The collapse of the $19.5 billion Chinalco-Rio Tinto deal should not deter two-way trading and investment with China, president of the Australia China Business Council and partner at Hunt & Hunt Jim Harrowell AM told Lawyers Weekly on Wednesday.

Harrowell said China has a policy called the "go out policy" which encourages Chinese businesses to look at investment opportunities outside the country, which he believes could create more legal work in Australia.

"I think the development of China can have a huge positive impact on this country and they want to work with [Australians] - we're regarded well in China. China likes dealing with Australians and we should encourage it. I get very frustrated that sometimes we spend far too much time trying to find negative points in relation to China," he said.

"There are so many positives at the moment. The Australian China Business Council has recently launched a publication which shows that China trade can provide a potential benefit of an average of $3400 per Australian household. That must be good."

Lawyers, said Harrowell, should encourage inbound investment with their foreign clients to generate more legal work.

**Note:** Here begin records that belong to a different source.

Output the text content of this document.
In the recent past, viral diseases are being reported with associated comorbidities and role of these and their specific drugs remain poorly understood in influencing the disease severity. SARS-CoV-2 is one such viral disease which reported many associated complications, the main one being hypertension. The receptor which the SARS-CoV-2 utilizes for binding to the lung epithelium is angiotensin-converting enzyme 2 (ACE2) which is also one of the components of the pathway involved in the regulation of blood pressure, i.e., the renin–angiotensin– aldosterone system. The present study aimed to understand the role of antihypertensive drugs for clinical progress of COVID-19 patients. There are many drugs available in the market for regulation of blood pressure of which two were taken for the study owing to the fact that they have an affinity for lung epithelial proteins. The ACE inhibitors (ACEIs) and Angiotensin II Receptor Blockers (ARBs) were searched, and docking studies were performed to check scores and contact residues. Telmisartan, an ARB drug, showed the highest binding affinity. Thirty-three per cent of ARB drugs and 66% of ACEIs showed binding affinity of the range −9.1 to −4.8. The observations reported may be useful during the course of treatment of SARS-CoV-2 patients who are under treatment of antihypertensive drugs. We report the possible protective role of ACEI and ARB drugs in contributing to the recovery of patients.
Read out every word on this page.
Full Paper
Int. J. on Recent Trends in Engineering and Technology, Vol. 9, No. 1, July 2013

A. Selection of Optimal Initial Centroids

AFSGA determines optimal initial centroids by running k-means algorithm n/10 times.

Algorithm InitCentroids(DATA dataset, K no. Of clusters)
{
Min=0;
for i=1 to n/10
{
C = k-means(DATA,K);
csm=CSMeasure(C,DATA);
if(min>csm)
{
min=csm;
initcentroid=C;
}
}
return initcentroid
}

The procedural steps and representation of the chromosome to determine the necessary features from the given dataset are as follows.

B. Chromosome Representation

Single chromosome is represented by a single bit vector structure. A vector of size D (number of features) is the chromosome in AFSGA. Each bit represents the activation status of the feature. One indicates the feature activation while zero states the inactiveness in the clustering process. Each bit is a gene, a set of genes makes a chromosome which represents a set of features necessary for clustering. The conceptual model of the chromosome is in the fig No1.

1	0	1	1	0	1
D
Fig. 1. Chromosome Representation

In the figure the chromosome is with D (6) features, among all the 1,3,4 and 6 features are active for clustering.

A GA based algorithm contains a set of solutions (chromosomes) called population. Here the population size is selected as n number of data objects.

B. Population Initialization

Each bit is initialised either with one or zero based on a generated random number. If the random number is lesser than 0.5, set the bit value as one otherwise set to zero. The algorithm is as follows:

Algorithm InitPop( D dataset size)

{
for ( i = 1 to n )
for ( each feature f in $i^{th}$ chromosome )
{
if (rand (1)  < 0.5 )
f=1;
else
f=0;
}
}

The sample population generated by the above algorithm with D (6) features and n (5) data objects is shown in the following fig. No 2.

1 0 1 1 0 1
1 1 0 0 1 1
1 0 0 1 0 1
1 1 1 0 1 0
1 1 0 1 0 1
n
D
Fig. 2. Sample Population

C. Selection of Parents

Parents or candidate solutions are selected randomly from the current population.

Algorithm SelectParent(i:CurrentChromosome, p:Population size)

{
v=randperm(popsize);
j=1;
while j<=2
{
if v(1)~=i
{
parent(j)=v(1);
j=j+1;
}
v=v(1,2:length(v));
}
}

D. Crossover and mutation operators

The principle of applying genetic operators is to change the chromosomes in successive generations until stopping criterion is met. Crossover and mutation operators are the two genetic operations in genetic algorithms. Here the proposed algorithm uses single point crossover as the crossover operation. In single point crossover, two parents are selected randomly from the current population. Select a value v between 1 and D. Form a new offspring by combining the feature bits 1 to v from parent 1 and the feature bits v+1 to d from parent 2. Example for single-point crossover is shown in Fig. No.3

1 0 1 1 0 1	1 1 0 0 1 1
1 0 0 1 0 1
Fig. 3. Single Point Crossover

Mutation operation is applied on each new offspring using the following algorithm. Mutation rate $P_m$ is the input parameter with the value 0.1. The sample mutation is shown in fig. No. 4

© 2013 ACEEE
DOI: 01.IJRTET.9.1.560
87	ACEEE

"The emerging markets in South-East Asia, China, India, Indonesia, Vietnam ... are a real growth opportunity for Australian lawyers and we have the expertise - in fact, we have a terrific amount of expertise dotted around the law firms in Australia - and we should be proud to export and be ready to encourage inbound investment," he said.

"The work for lawyers will include mergers or acquisitions where Chinese businesses are acquiring equity in Australian businesses. There will be due diligence work [and] regulatory work to the extent that the investment requires FIRB approval. There will be ongoing work acting for new significant clients in Australia which will include some of the Chinese companies that invest here. So there is potential for completely new clients in many ways."

Despite the rejected Chinalco deal, Rio-Tinto announced that it has chosen to raise capital by way of a $US15 billion ($18 billion) rights issue and will also enter into a joint venture with BHP Billiton on their respective iron-ore assets in Western Australia worth about $US10 billion.

Rio's legal team on the collapsed deal was Fried, Frank, Harris, Shriver and Jacobson, Wachtell Lipton, Linklaters and Allens Arthur Robinson. Acting for Chinalco were Clifford Chance, Mallesons and Haiwen & Partners.

However, Allens Arthur Robinson will be working on Rio's rights issue as co-principal advisors with Linklaters and as principal advisors on the joint venture with BHP.

Harrowell said legal work would be generated from the joint venture but may not be ongoing.

"The problem it presents is once that process has been gone through, then the legal services providers to BHP and RIO will settle down and just keep doing the thing they've always done for those companies. So it might be a burst of legal activity for the joint venture, but, in terms of ongoing legal work, it will pretty much be the status quo I would think," he said.

The decision of RIO-Tinto to work together with BHP, rather than to pursue the Chinalco deal, was a commercial decision which the two companies made and should not be seen as a "rebuff" for China or suggest that Australia is not interested in two way trade and investment, said Harrowell.

He said China was looking to invest in Australia, particularly in the resources area, for several reasons including ensuring long-term security in relation to their resource need for iron ore and coal and to continue the growth of the Chinese economy.

"China has a lot of building and construction to do. They are renewing infrastructure in China - the railway systems, a lot of building construction and they need raw materials and they need technical expertise," he said.